Elles ont pour objectif d'harmoniser les politiques et les pratiques pénitentiaires, en posant des principes fondamentaux et en donnant des recommandations pratiques (au travers de prescriptions assez détaillées).
Règles pénitentiaires en Europe : description
Les 108 règles pénitentiaires européennes sont regroupées en 8 parties.
Elles concernent les conditions de détention des personnes détenues, et doivent être interprétées différemment en fonction de la spécificité du détenu :
- S'il est condamné, leur finalité est de développer le sens des responsabilités du détenu et non seulement de prévenir la récidive.

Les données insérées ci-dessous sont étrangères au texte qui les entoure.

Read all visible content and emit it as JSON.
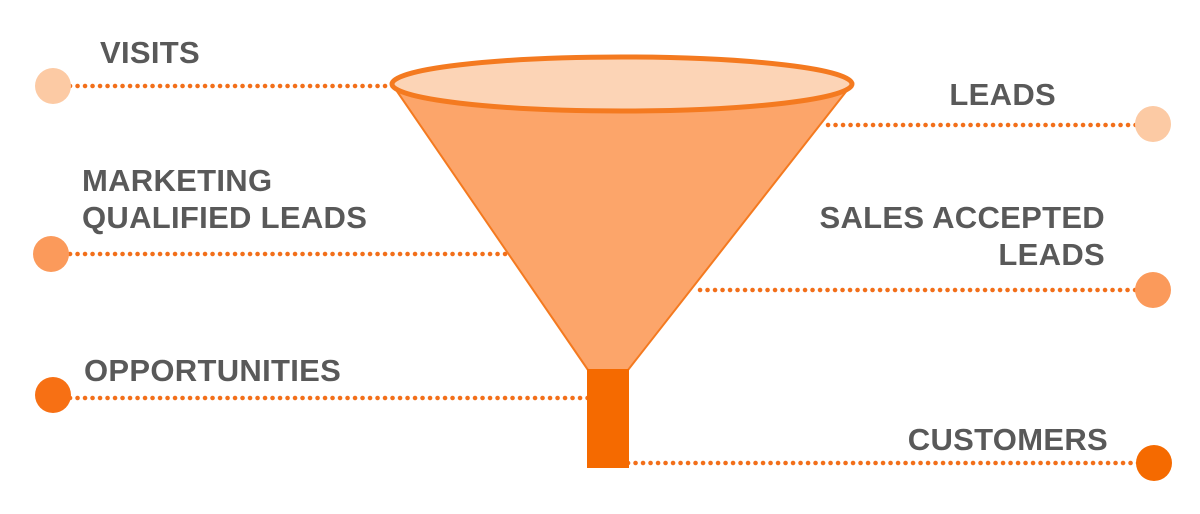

- S'il est simple prévenu (en détention provisoire), il ne se verra imposé que les seules règles imposées par la procédure pénale et la sécurité de l'établissement.
Droits fondamentaux
Règle 1: les personnes privées de liberté doivent être traitées dans le respect des droits de l’homme.
Les règles pénitentiaires européennes sont guidées par le respect de la dignité humaine, indispensable à une bonne préparation de la réinsertion du détenu.

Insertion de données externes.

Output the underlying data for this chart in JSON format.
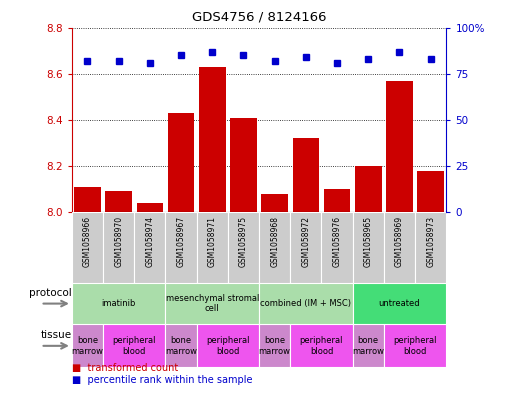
{
  "title": "GDS4756 / 8124166",
  "samples": [
    "GSM1058966",
    "GSM1058970",
    "GSM1058974",
    "GSM1058967",
    "GSM1058971",
    "GSM1058975",
    "GSM1058968",
    "GSM1058972",
    "GSM1058976",
    "GSM1058965",
    "GSM1058969",
    "GSM1058973"
  ],
  "bar_values": [
    8.11,
    8.09,
    8.04,
    8.43,
    8.63,
    8.41,
    8.08,
    8.32,
    8.1,
    8.2,
    8.57,
    8.18
  ],
  "dot_values": [
    82,
    82,
    81,
    85,
    87,
    85,
    82,
    84,
    81,
    83,
    87,
    83
  ],
  "ylim_left": [
    8.0,
    8.8
  ],
  "ylim_right": [
    0,
    100
  ],
  "yticks_left": [
    8.0,
    8.2,
    8.4,
    8.6,
    8.8
  ],
  "yticks_right": [
    0,
    25,
    50,
    75,
    100
  ],
  "bar_color": "#cc0000",
  "dot_color": "#0000cc",
  "bar_base": 8.0,
  "protocols": [
    {
      "label": "imatinib",
      "start": 0,
      "end": 3,
      "color": "#aaddaa"
    },
    {
      "label": "mesenchymal stromal\ncell",
      "start": 3,
      "end": 6,
      "color": "#aaddaa"
    },
    {
      "label": "combined (IM + MSC)",
      "start": 6,
      "end": 9,
      "color": "#aaddaa"
    },
    {
      "label": "untreated",
      "start": 9,
      "end": 12,
      "color": "#44dd77"
    }
  ],
  "tissues": [
    {
      "label": "bone\nmarrow",
      "start": 0,
      "end": 1,
      "color": "#cc88cc"
    },
    {
      "label": "peripheral\nblood",
      "start": 1,
      "end": 3,
      "color": "#ee55ee"
    },
    {
      "label": "bone\nmarrow",
      "start": 3,
      "end": 4,
      "color": "#cc88cc"
    },
    {
      "label": "peripheral\nblood",
      "start": 4,
      "end": 6,
      "color": "#ee55ee"
    },
    {
      "label": "bone\nmarrow",
      "start": 6,
      "end": 7,
      "color": "#cc88cc"
    },
    {
      "label": "peripheral\nblood",
      "start": 7,
      "end": 9,
      "color": "#ee55ee"
    },
    {
      "label": "bone\nmarrow",
      "start": 9,
      "end": 10,
      "color": "#cc88cc"
    },
    {
      "label": "peripheral\nblood",
      "start": 10,
      "end": 12,
      "color": "#ee55ee"
    }
  ],
  "legend_items": [
    {
      "label": "transformed count",
      "color": "#cc0000"
    },
    {
      "label": "percentile rank within the sample",
      "color": "#0000cc"
    }
  ],
  "protocol_label": "protocol",
  "tissue_label": "tissue",
  "sample_box_color": "#cccccc",
  "bg_color": "#ffffff"
}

Elles doivent être appliquées sans discrimination, avec impartialité, par un personnel pénitentiaire compétent et formé.
Une inspection gouvernementale régulière des prisons, et un contrôle extérieur par une autorité indépendante doivent garantir l'application de ces règles.
Règles d’organisation de la détention
Certaines dispositions comportent les règles minimales à observer concernant l’admission, la répartition dans les locaux de détention, l’hygiène, les relations avec l’extérieur, le travail, les activités physiques et socio-culturelles, l’éducation des détenus.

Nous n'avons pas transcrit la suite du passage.